People stopped going to work. The economy was now seriously interrupted. Arms industries, even the nuclear program, were upset for the first time since the Cultural Revolution had started. An element of anarchy even crept into the Praetorian Guard. One of its members gave Mao’s travel schedule to a student who fancied himself as a detective, who was able to tail Mao covertly. Although both were soon arrested, such a lapse in security had never happened before.
A YEAR LATER, in 1968, factional clashes with firearms had shown little sign of abating, despite a flood of commands from Peking. One man who was being conspicuously unruly was Kuai Da-fu, the Qinghua University student whom Mao had used to torment Liu Shao-chi and his wife. Kuai had by now become the most famous “leftist” in the country, and he was determined to bring his opponents in the university to their knees. He ignored repeated orders to stop, as he claimed that his rivals were “Conservatives,” and therefore fair game to beat up, in accordance with Mao’s earlier directive. Mao had to step in personally to get him to toe the line, and simultaneously made an example of him to send a warning to the whole country that factional wars had to stop.
On 27 July, 40,000 unarmed workers were dispatched to Kuai’s university to disarm his group. Not knowing that the order came from Mao, Kuai resisted, and his group killed five workers and wounded more than 700. Next day Kuai was summoned to the Great Hall of the People. There he was astonished to see Mao, flanked by all the top leaders. Kuai threw himself into Mao’s arms — probably the only time an outsider ever did this — and sobbed his heart out. Mao, too, apparently cried, quite possibly out of frustration at his own inability to reconcile his impulses with his practical needs. The impulse side of Mao wanted the many “Conservatives” he knew were out there to be beaten to a pulp. But the practical side recognized that in his own interest he had to restore order. He told Kuai and the other top Rebel leaders present that he himself had been behind the disarming of Kuai’s faction, and that if they, or anyone else, went on fighting, the army would “eliminate” them. Kuai and his colleagues signed a record of this message, which was made public.

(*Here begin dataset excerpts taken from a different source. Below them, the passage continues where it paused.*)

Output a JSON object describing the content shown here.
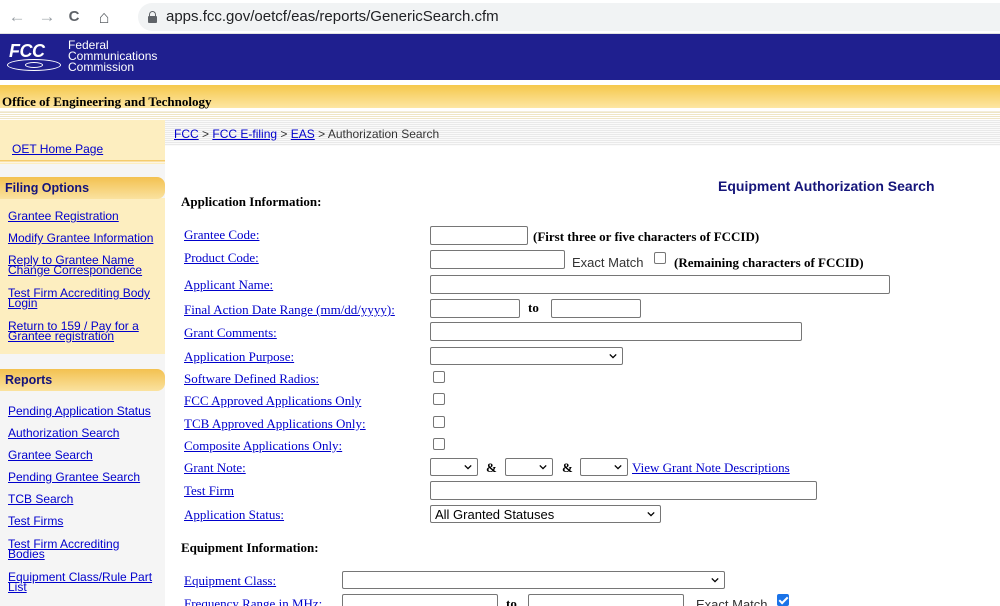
{
  "browser": {
    "url": "apps.fcc.gov/oetcf/eas/reports/GenericSearch.cfm",
    "back_glyph": "←",
    "forward_glyph": "→",
    "reload_glyph": "C",
    "home_glyph": "⌂"
  },
  "header": {
    "logo_text": "FCC",
    "org_name_line1": "Federal",
    "org_name_line2": "Communications",
    "org_name_line3": "Commission",
    "brand_color": "#1f1f8f"
  },
  "office": {
    "title": "Office of Engineering and Technology"
  },
  "sidebar": {
    "home_link": "OET Home Page",
    "filing_options": {
      "heading": "Filing Options",
      "items": [
        "Grantee Registration",
        "Modify Grantee Information",
        "Reply to Grantee Name",
        "Change Correspondence",
        "Test Firm Accrediting Body",
        "Login",
        "Return to 159 / Pay for a",
        "Grantee registration"
      ]
    },
    "reports": {
      "heading": "Reports",
      "items": [
        "Pending Application Status",
        "Authorization Search",
        "Grantee Search",
        "Pending Grantee Search",
        "TCB Search",
        "Test Firms",
        "Test Firm Accrediting",
        "Bodies",
        "Equipment Class/Rule Part",
        "List"
      ]
    }
  },
  "breadcrumb": {
    "items": [
      "FCC",
      "FCC E-filing",
      "EAS"
    ],
    "separator": ">",
    "current": "Authorization Search"
  },
  "main": {
    "page_title": "Equipment Authorization Search",
    "application_section": "Application Information:",
    "equipment_section": "Equipment Information:",
    "fields": {
      "grantee_code": {
        "label": "Grantee Code:",
        "hint": "(First three or five characters of FCCID)",
        "value": ""
      },
      "product_code": {
        "label": "Product Code:",
        "exact_match_label": "Exact Match",
        "exact_match": false,
        "hint": "(Remaining characters of FCCID)",
        "value": ""
      },
      "applicant_name": {
        "label": "Applicant Name:",
        "value": ""
      },
      "final_action_date": {
        "label": "Final Action Date Range (mm/dd/yyyy):",
        "to_label": "to",
        "from": "",
        "to": ""
      },
      "grant_comments": {
        "label": "Grant Comments:",
        "value": ""
      },
      "application_purpose": {
        "label": "Application Purpose:",
        "selected": ""
      },
      "software_defined_radios": {
        "label": "Software Defined Radios:",
        "checked": false
      },
      "fcc_approved_only": {
        "label": "FCC Approved Applications Only",
        "checked": false
      },
      "tcb_approved_only": {
        "label": "TCB Approved Applications Only:",
        "checked": false
      },
      "composite_only": {
        "label": "Composite Applications Only:",
        "checked": false
      },
      "grant_note": {
        "label": "Grant Note:",
        "amp": "&",
        "link": "View Grant Note Descriptions"
      },
      "test_firm": {
        "label": "Test Firm",
        "value": ""
      },
      "application_status": {
        "label": "Application Status:",
        "selected": "All Granted Statuses"
      },
      "equipment_class": {
        "label": "Equipment Class:",
        "selected": ""
      },
      "frequency_range": {
        "label": "Frequency Range in MHz:",
        "to_label": "to",
        "exact_match_label": "Exact Match",
        "exact_match": true
      }
    }
  }
}
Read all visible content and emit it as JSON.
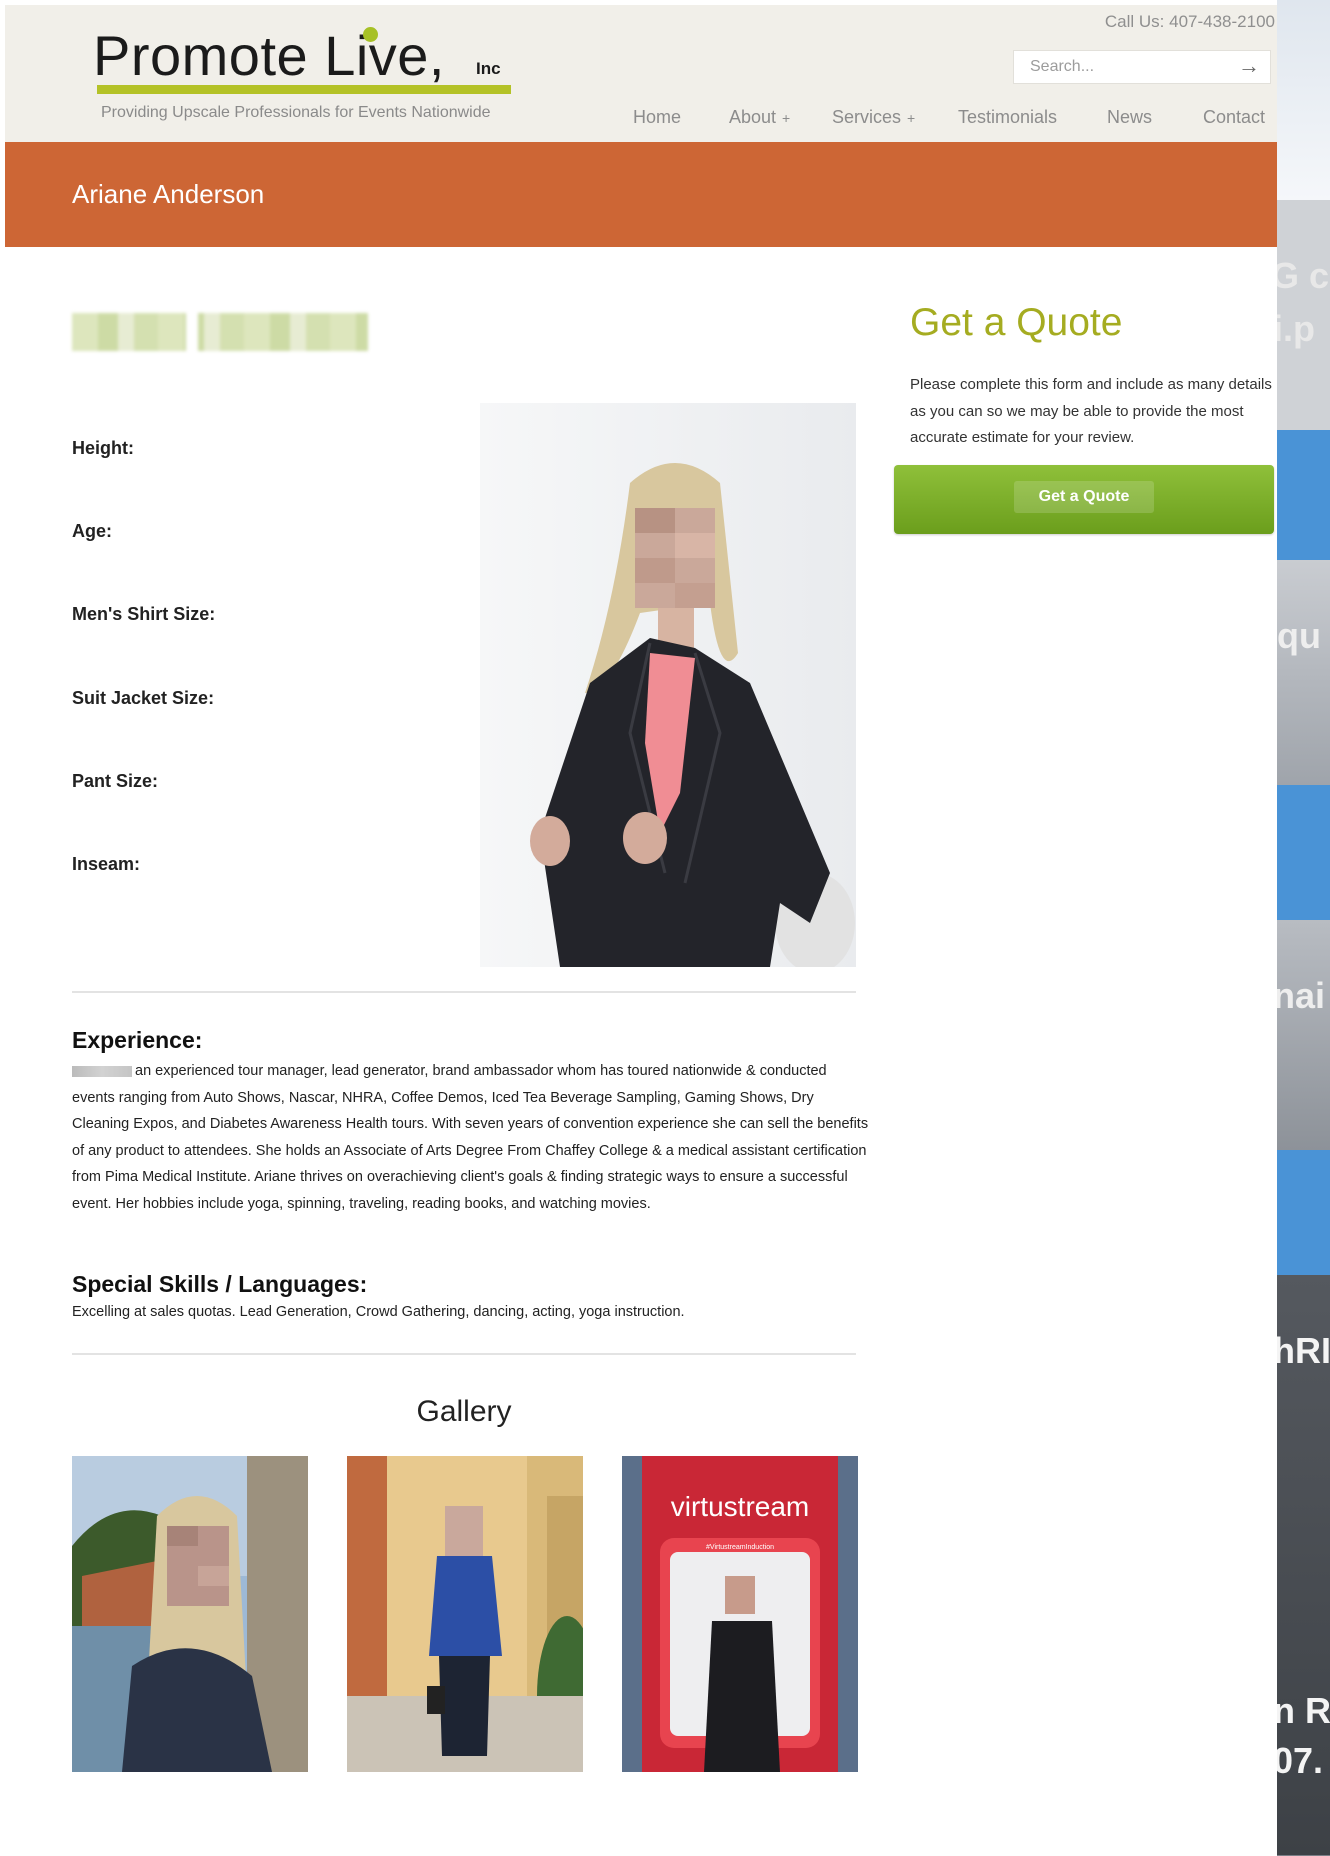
{
  "header": {
    "logo_word": "Promote Live,",
    "logo_inc": "Inc",
    "tagline": "Providing Upscale Professionals for Events Nationwide",
    "call_us": "Call Us: 407-438-2100",
    "search_placeholder": "Search..."
  },
  "nav": [
    {
      "label": "Home"
    },
    {
      "label": "About",
      "plus": "+"
    },
    {
      "label": "Services",
      "plus": "+"
    },
    {
      "label": "Testimonials"
    },
    {
      "label": "News"
    },
    {
      "label": "Contact"
    }
  ],
  "banner": {
    "title": "Ariane Anderson"
  },
  "profile": {
    "stats": [
      "Height:",
      "Age:",
      "Men's Shirt Size:",
      "Suit Jacket Size:",
      "Pant Size:",
      "Inseam:"
    ],
    "experience_heading": "Experience:",
    "experience_text": "an experienced tour manager, lead generator, brand ambassador whom has toured nationwide & conducted events ranging from Auto Shows, Nascar, NHRA, Coffee Demos, Iced Tea Beverage Sampling, Gaming Shows, Dry Cleaning Expos, and Diabetes Awareness Health tours. With seven years of convention experience she can sell the benefits of any product to attendees. She holds an Associate of Arts Degree From Chaffey College & a medical assistant certification from Pima Medical Institute. Ariane thrives on overachieving client's goals & finding strategic ways to ensure a successful event. Her hobbies include yoga, spinning, traveling, reading books, and watching movies.",
    "skills_heading": "Special Skills / Languages:",
    "skills_text": "Excelling at sales quotas. Lead Generation, Crowd Gathering, dancing, acting, yoga instruction."
  },
  "gallery": {
    "title": "Gallery",
    "photo3_sign": "virtustream",
    "photo3_sub": "#VirtustreamInduction"
  },
  "sidebar": {
    "quote_title": "Get a Quote",
    "quote_text": "Please complete this form and include as many details as you can so we may be able to provide the most accurate estimate for your review.",
    "quote_button": "Get a Quote"
  },
  "background_window": {
    "fragments": [
      "G c",
      "i.p",
      "iqu",
      "nai",
      "hRI",
      "n R",
      "07."
    ]
  },
  "colors": {
    "banner": "#cd6635",
    "logo_bar": "#b4c227",
    "quote_title": "#a5ac21",
    "quote_button": "#7aad28"
  }
}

Kuai was packed off to a plant in far Ningxia. All university student organizations were now disbanded, and the students put to work in ordinary jobs, with many dispersed to the hinterland. This diaspora was followed by that of well over 10 million middle-school pupils, who were scattered to villages and state farms across China. In the following years, over 16 million urban youth were rusticated — which was also a way of dealing with unemployment. This ended the era of the student Red Guards.
But among non-student Rebel groups, sporadic mini — civil wars dragged on in many places. To stop them, a phantom conspiracy called “the May 16 Corps” was invented as a catch-all to condemn anyone who disobeyed orders. Kuai, who was nationally famous, was turned into its “chief” and detained. Altogether, under this rubric, a staggering 10 million Rebels were condemned, of whom 3.5 million were arrested.
STATE TERROR NOT ONLY hugely raised the level of violence, but was much more horrific than the factional fighting itself. The clearest illustration of this came in the southern province of Guangxi in summer 1968. There, one faction refused to recognize the authority of Mao’s point man, General Wei Guo-qing (who had helped direct the climactic battle against the French at Dien Bien Phu in Vietnam in 1954). Wei was determined to use any degree of force to crush his opponents.
This involved not only using machine-guns, mortars and artillery, but also inciting gruesome murders of large numbers of people designated by the regime as “class enemies.” As the boss of Binyang County, an army officer, told his subordinates: “I’m now going to reveal the bottom line to you: in this campaign, we must put to death about one-third or a quarter of the class enemies by bludgeoning or stoning.” Killing by straightforward execution was rated not frightening enough: “It’s OK to execute a few to start with, but we must guide people to use fists, stones and clubs. Only this way can we educate the masses.” Over a period of eleven days after the order was given, between 26 July and 6 August 1968, 3,681 people in this county were beaten to death, many in ghastly ways; by comparison, the death toll in the previous two years of the Cultural Revolution had been “only” 68. This bout of killing claimed some 100,000 lives in the province.